Germany kick off the defence of their World Cup title on Sunday against Mexico.

It’s a potential banana-skin tie for the champions, although they will back themselves to secure the three points despite recent indifferent form.

Here are three talking points going into Sunday’s game.

GERMANY MUST BEWARE OF COMPLACENCY

Joachim Low was understandably upset after Germany lost a friendly to Austria in the build-up to this tournament, the last failure in a five-match winless run that ended when they defeated Saudi Arabia in their final pre-World Cup friendly.

He knows what his side are capable of; they breezed through European qualifying, won the Confederations Cup last year handsomely despite fielding an untested squad, and the last time they failed to reach at least the semi-finals of a major tournament was Euro 2004. And, of course, they enter the World Cup as the trophy holders.

But Low must worry if complacency has taken a hold of his squad. Saudi Arabia looked hapless against Russia in the World Cup opener on Thursday, but Germany struggled to break them down, with more or less a first-choice XI.

Perhaps it’s just a case of flipping the switch once the real contest begins, but that’s a dangerous mentality to have. Their loss to a flawed France team at Euro 2016 should have been a warning that that they cannot simply turn up and win, and while a group of Mexico, Sweden, and South Korea holds no demons, Low needs to ensure the winning mentality is back.

There's been an air of complacency about Germany in recent fixtures.

There’s been an air of complacency about Germany in recent fixtures.

MEXICO’S STARS NEED TO SHAKE OFF THE PRESSURE

Mexico departed for the World Cup with boos ringing in their ears after their final pre-tournament friendly at home, against Scotland. Their crime? Not winning by more than the solitary goal.

That’s the level of pressure El Tri face, despite not being one of the fancied sides at the tournament. Realistically, they’re headed for a Round of 16 exit for the seventh straight World Cup – they’re likely to finish second in their group at best, with Germany expected to top, and in all probability that means a matchup with Brazil. The fans want more, but it’s highly unlikely they’ll get it in Russia.

Faced with such demanding standards, how do Mexico cope? Merely acquitting themselves well against the world champions may not be enough, even when the most optimistic fans will probably be steeling themselves for a loss, and potentially a heavy one.

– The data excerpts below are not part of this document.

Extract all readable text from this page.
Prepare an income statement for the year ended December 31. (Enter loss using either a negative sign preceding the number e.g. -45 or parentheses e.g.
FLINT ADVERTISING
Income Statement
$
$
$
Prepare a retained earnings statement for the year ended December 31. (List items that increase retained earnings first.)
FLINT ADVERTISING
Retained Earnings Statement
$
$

Lead striker Chicharito is among those Mexican players who seem to struggle under this pressure. Despite being their all-time leading goalscorer, a return of just three World Cup goals is underwhelming. And if a player who can be a star at Manchester United regularly underperforms for his country, how will a rising star like Hirving Lozano fare?

Can Chicharito and Lozano help Mexico meet the expectations of their fans?

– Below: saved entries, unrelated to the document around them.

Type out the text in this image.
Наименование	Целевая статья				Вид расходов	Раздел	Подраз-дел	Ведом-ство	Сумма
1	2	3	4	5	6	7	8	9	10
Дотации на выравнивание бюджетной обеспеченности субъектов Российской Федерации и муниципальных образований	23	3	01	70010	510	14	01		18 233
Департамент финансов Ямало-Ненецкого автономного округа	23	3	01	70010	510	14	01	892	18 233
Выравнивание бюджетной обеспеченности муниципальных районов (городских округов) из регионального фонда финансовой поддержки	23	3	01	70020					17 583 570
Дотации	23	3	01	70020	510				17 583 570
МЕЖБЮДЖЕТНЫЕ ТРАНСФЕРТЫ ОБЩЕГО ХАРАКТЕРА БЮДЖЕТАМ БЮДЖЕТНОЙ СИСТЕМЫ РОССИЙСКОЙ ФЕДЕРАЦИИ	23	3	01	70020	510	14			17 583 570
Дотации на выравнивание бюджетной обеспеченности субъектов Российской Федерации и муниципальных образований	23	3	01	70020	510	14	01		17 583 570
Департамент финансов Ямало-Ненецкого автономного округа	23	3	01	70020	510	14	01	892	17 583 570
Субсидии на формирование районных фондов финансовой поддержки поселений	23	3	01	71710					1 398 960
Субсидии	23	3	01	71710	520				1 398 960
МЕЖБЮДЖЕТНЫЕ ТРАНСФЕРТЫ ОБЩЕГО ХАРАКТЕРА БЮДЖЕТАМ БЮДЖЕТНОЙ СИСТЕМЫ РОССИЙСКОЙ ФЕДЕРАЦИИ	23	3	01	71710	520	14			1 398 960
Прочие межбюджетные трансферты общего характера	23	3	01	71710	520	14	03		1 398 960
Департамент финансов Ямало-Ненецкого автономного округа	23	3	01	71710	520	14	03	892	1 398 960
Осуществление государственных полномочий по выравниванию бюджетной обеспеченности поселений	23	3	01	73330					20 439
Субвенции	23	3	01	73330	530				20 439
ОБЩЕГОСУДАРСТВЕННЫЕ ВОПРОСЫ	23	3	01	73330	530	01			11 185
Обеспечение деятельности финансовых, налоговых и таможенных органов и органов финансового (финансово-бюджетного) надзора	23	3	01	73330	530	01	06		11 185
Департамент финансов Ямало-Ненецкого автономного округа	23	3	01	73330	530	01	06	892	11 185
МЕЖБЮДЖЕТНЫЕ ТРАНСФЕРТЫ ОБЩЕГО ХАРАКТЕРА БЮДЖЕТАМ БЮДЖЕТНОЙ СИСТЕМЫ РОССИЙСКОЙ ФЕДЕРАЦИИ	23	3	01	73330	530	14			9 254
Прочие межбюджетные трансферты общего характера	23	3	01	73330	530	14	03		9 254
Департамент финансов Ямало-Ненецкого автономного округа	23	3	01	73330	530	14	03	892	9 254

Can Chicharito and Lozano help Mexico meet the expectations of their fans?

LOW CAN PLAY IT SAFE WITH OZIL

Mesut Ozil has been declared fit for Germany’s opener, after picking up an injury during their friendly against Austria that kept them out of their final warm-up match last week. But perhaps the smarter option is to leave him on the bench.

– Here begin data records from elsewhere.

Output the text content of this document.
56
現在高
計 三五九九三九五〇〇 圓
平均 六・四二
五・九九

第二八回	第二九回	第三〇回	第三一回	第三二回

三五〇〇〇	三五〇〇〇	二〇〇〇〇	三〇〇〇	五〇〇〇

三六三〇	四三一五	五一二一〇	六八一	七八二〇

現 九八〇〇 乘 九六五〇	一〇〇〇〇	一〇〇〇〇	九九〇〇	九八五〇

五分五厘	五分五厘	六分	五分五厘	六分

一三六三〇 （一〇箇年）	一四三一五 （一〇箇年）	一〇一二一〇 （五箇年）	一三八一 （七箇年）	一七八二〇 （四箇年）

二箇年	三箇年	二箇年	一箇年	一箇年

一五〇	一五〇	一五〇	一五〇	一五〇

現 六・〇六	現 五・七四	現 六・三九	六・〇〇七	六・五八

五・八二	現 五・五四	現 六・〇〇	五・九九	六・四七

Not that they should take Mexico lightly, but the depth in attacking positions that Germany possess means they can ease Ozil back to full fitness. Marco Reus is an excellent backup in the No 10 role, and having him in top form will be a boost for Die Mannschaft even if he does ultimately have to cede his starter status to Ozil.

More importantly, an aggravation to the Arsenal star’s injury will be far more damaging than any effects of leaving him out – again, keeping Germany’s depth in mind. The champions’ second match is against Sweden, the most stubborn defence they will face in the group stages – just the sort of side against which Ozil becomes a necessity rather than a luxury.

Saving him for that game, allowing Reus to find his feet on the biggest stage in world football – he missed Germany’s triumph in 2014 through injury – may serve the side better in the long run.

Playing it safe may be the way to go for Ozil and Germany.

Playing it safe may be the way to go for Ozil and Germany.